1. Consistency Layer: Turing Machine
2. Completeness Layer: Ordinal Logic System
3. Self-Driven Layer: Non-Cooperative Game (Nash Equilibrium System)
1. Error in the Choice of Logical Path
After proposing the Turing Machine (guaranteeing consistency), Turing could have continued using the dynamic computational method of the Turing Machine to construct the ordinal logic system, thus advancing the exploration of completeness.
But instead, he chose to rely on his advisor Church’s mathematical logic framework, with the results being:
Fundamental Problem: Mathematical logic is a static language, incapable of describing dynamic computation.
2. Limitation of Starting from Static Recursion
Turing’s thinking started from “static, untyped mechanical steps” and gradually moved toward “dynamic, typed ordinal logic.”

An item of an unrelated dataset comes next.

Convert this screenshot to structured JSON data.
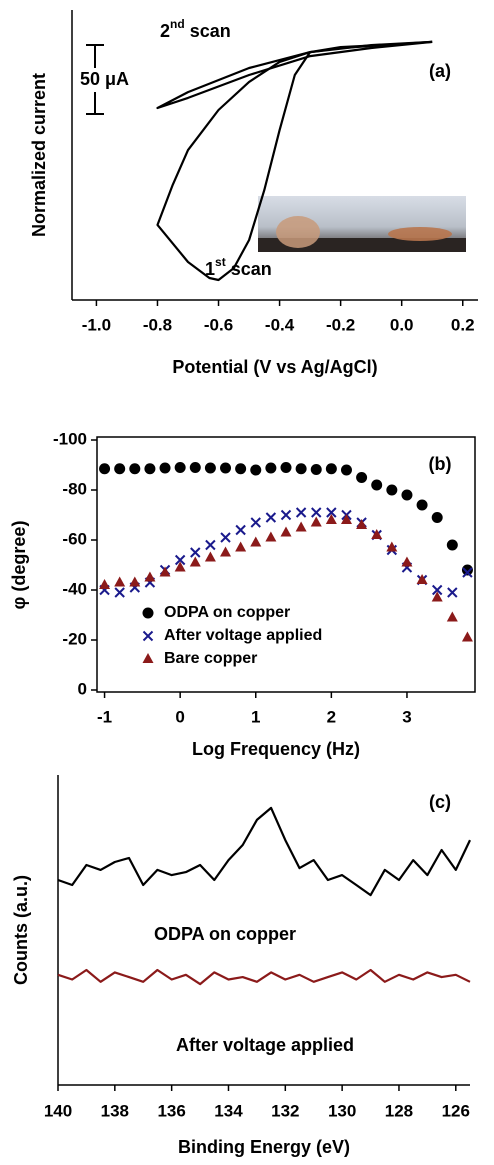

However, because of the static nature of mathematical logic, that system can never reach completeness, and must rely on external human judgment.
If approached from another direction—starting with dynamic interactive relations—one would enter the “domain of dynamic computability,” naturally transitioning to the dynamic equilibrium of Nash’s non-cooperative game, ultimately achieving overall unique convergence.
In other words: interactive relations better express the essence of dynamic computation than single-agent computation.
Turing’s mistake lay in failing to start from the computability of dynamic interaction, remaining instead within the static framework of mathematical logic, and thereby missing the path toward “self-driven completeness.”